As I walk into my Moms house last Monday, There is a excited energy in the air , Brandon was
hugging Grandma with the look of pure joy spread across his whole body. I leave for work know that Brandons prayers were answered, When I came home I knew it was time to teach him a lesson about heavenly father answering our prayers.

"Brandon,, Heavenly Father helped Grandma find your Ds because you prayed about it, You need to thank him for that ." He cut me off

"Mom I can't ... I said bad words to him "

" Brandon what bad words did you say "

"You know Mom ALL of them. "

"oh Brandon. Your lucky you got your Ds back at all."

I'll save this lesson for another day

Thursday, December 31, 2009

Another year gone

Another year has came and gone. It is not quite fair how fast time passes. We are on the eve of a new year. What I have done to leave my mark this year? What have I learned ? Where do I go from here?



As my mind races through the year, I stop where I always stop. My children, this year we added yet another family member. I ponder 'was there life before this'. She is perfect and a part of our family already. On Dec. 1 2009. We welcomed Kendra Elizabeth to our home,world and hearts. Little one you have so much to teach us. I have so much to teach and show you. We have so much to learn together.

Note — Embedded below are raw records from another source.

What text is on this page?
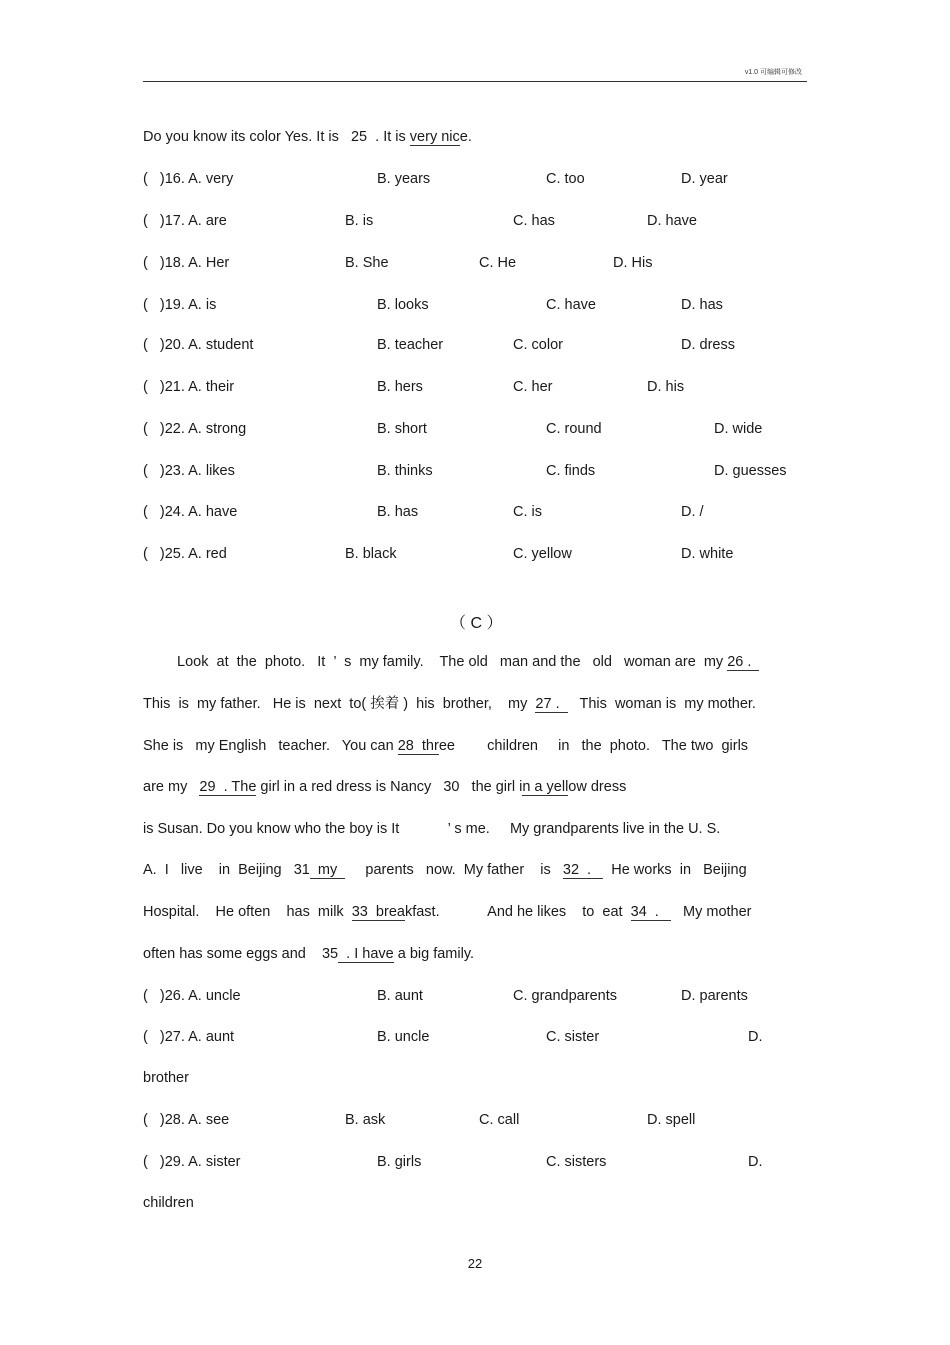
v1.0 可编辑可修改
Do you know its color Yes. It is 25 . It is very nice.
(   )16. A. very	B. years	C. too	D. year
(   )17. A. are	B. is	C. has	D. have
(   )18. A. Her	B. She	C. He	D. His
(   )19. A. is	B. looks	C. have	D. has
(   )20. A. student	B. teacher	C. color	D. dress
(   )21. A. their	B. hers	C. her	D. his
(   )22. A. strong	B. short	C. round	D. wide
(   )23. A. likes	B. thinks	C. finds	D. guesses
(   )24. A. have	B. has	C. is	D. /
(   )25. A. red	B. black	C. yellow	D. white
（ C ）
Look  at  the  photo.   It  ’  s  my family.    The old   man and the   old   woman are  my 26 .
This  is  my father.   He is  next  to( 挨着 )  his  brother,    my 27 .     This  woman is  my mother.
She is   my English   teacher.   You can 28  three        children     in   the  photo.   The two  girls
are my 29  . The girl in a red dress is Nancy   30   the girl in a yellow dress
is Susan. Do you know who the boy is It            ’ s me.     My grandparents live in the U. S.
A.  I   live    in  Beijing   31  my       parents   now.  My father    is 32  .     He works  in   Beijing
Hospital.    He often    has  milk 33  breakfast.            And he likes    to  eat 34  .      My mother
often has some eggs and    35  . I have a big family.
(   )26. A. uncle	B. aunt	C. grandparents	D. parents
(   )27. A. aunt	B. uncle	C. sister	D.
brother
(   )28. A. see	B. ask	C. call	D. spell
(   )29. A. sister	B. girls	C. sisters	D.
children
22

My all dear children, as this year comes to an end, you are the mark I will make on this world. You are what I will leave behind. I have never felt more sure than now my purpose and place in this world. Each of us arrive here with the opportunity to shape ourselves, to grow, to learn, to overcome opposition and, to hopefully leave some evidence behind of a life well lived. You my children, are my chance, my opportunity to prove my existence. You are the mark I will leave behind, What I teach you , What I show you , How I love you , Will be what I leave behind. Thank you in advance for understanding the mistakes that I will make for Patience so we can grow and learn together. For love that will get us through life. I love you.

Saturday, May 30, 2009

First thing first. I am Orthella I have been married for almost ten years. In my mind I am still 23 so, that made me a very young bride. However in the mirror reality sets in and I am not 23. I am married to the most amazing man. He works so hard for our family. He gets up by two to be to work so he can get Rachel off the bus by eleven. Then some how manages to get enough energy to clean the house, do all of the yard work, laundry,and feed the kids before I get home. He also squeezes time to jump on the tramp with Rachel, fly helicopters with Ryan, and well the list could go on and on with everything that Brandon has him do. Then together we bath the kids and start our routine of going to bed. He finally climbs in bed at ten, after getting Rachel to sleep. I am hoping with summer break around the coner that he might be able to start sleeping in till at least three. I am very lucky to have Rob as a husband. He is so willing to help not just me but anyone whom I think might need help as well. How ever there is some one that idealizes Rob more than me, -- Rachel has a beautiful realationship with her father. Its the first words out of her mouth every moring, " Wher is my dad, I love my dad!" and then she sighs and smiles.